3. Node 002-002-002 sends an MSU containing the destination point code 002-002-005 on linkset LSN 1. The EAGLE responds with a response preventive TFP for destination 002-002-005 to node 002-002-002, because no member of a home cluster is allowed to route messages back to the EAGLE.
4. When linkset LSN 1 fails, the EAGLE stops using linkset LSN 1 to send traffic to cluster 002-002-*, performs forced rerouting, starts the level 3 timer T11 for cluster 002-002-*, and starts using linkset LSN 2 to send traffic to cluster 002-002-*. Cluster 002-002-* is restricted. No preventive or broadcast messages are sent, and no member of the cluster is allowed to send messages back to the EAGLE.
5. Node 001-001-001 sends an MSU containing the destination point code 002-002-006. The EAGLE responds with a response TFR for destination 002-002-006 to node 001-001-001. The MSU is routed on linkset LSN 2.

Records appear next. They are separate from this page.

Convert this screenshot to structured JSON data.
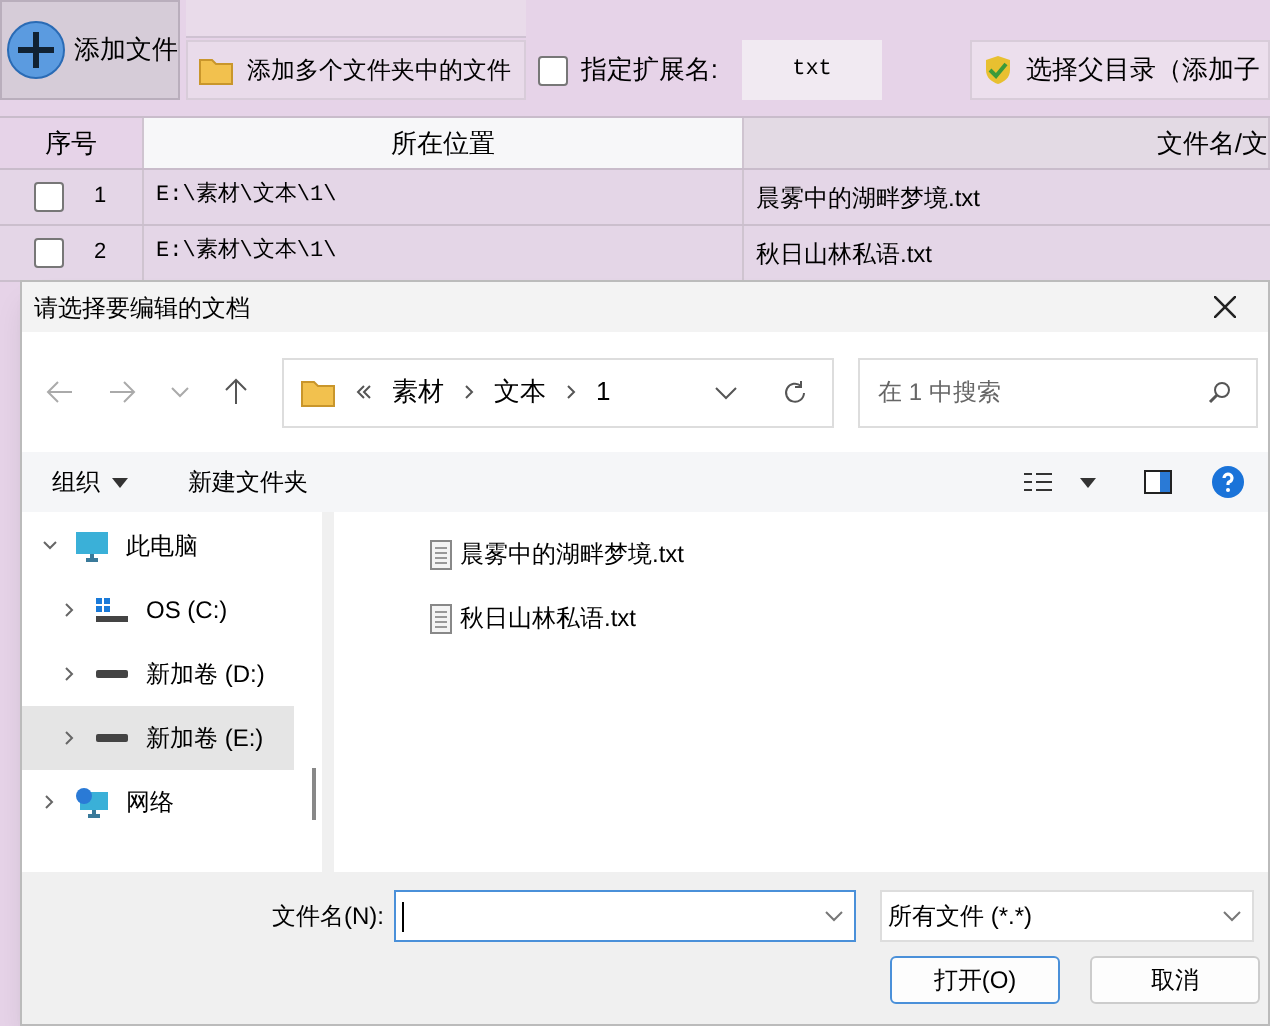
{
  "app": {
    "add_file_button": "添加文件",
    "add_folders_button": "添加多个文件夹中的文件",
    "extension_checkbox": {
      "label": "指定扩展名:",
      "checked": false
    },
    "extension_value": "txt",
    "parent_dir_button": "选择父目录（添加子"
  },
  "table": {
    "columns": [
      "序号",
      "所在位置",
      "文件名/文"
    ],
    "rows": [
      {
        "checked": false,
        "index": "1",
        "location": "E:\\素材\\文本\\1\\",
        "filename": "晨雾中的湖畔梦境.txt"
      },
      {
        "checked": false,
        "index": "2",
        "location": "E:\\素材\\文本\\1\\",
        "filename": "秋日山林私语.txt"
      }
    ]
  },
  "dialog": {
    "title": "请选择要编辑的文档",
    "breadcrumb": [
      "素材",
      "文本",
      "1"
    ],
    "search": {
      "placeholder": "在 1 中搜索"
    },
    "toolbar": [
      {
        "label": "组织",
        "dropdown": true
      },
      {
        "label": "新建文件夹",
        "dropdown": false
      }
    ],
    "tree": [
      {
        "label": "此电脑",
        "kind": "pc",
        "expanded": true,
        "selected": false,
        "children": [
          {
            "label": "OS (C:)",
            "kind": "os-drive",
            "expanded": false,
            "selected": false
          },
          {
            "label": "新加卷 (D:)",
            "kind": "drive",
            "expanded": false,
            "selected": false
          },
          {
            "label": "新加卷 (E:)",
            "kind": "drive",
            "expanded": false,
            "selected": true
          }
        ]
      },
      {
        "label": "网络",
        "kind": "network",
        "expanded": false,
        "selected": false
      }
    ],
    "files": [
      "晨雾中的湖畔梦境.txt",
      "秋日山林私语.txt"
    ],
    "filename_label": "文件名(N):",
    "file_type": "所有文件 (*.*)",
    "buttons": [
      {
        "label": "打开(O)",
        "default": true
      },
      {
        "label": "取消",
        "default": false
      }
    ]
  }
}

6. Node 001-001-001 sends an MSU containing the destination point code 002-002-005. The EAGLE responds with a response TFR for destination 002-002-005 to node 001-001-001. The MSU is routed on linkset LSN 2.
7. Node 001-001-001 sends an MSU containing the destination point code 002-002-007 and receives no response. The MSU is routed on linkset LSN 2.
8. When linkset LSN 2 fails, destination 002-002-005 and cluster 002-002-* are prohibited. The EAGLE broadcasts a TFP for destination 002-002-005 to node 001-001-001.
9. Node 001-001-001 sends an MSU containing the destination point code 002-002-007. The EAGLE responds with a TFP for destination 002-002-007 to node 001-001-001, and starts the level 3 timer T8 for cluster 002-002-*.
10. Node 001-001-001 sends an MSU containing the destination point code 002-002-006, and receives no response until the level 3 timer T8 expires.
11. Node 001-001-001 sends an MSU containing the destination point code 002-002-005. The EAGLE responds with a TFP for destination 002-002-005 to node 001-001-001, and starts the level 3 timer T8 for destination 002-002-005.
12. Node 001-001-001 sends an MSU containing the destination point code 002-002-006. After the level 3 timer T8 for cluster 002-002-* expires, the EAGLE responds with a TFP for destination 002-002-006 to node 001-001-001, and starts the level 3 timer T8 for cluster 002-002-*.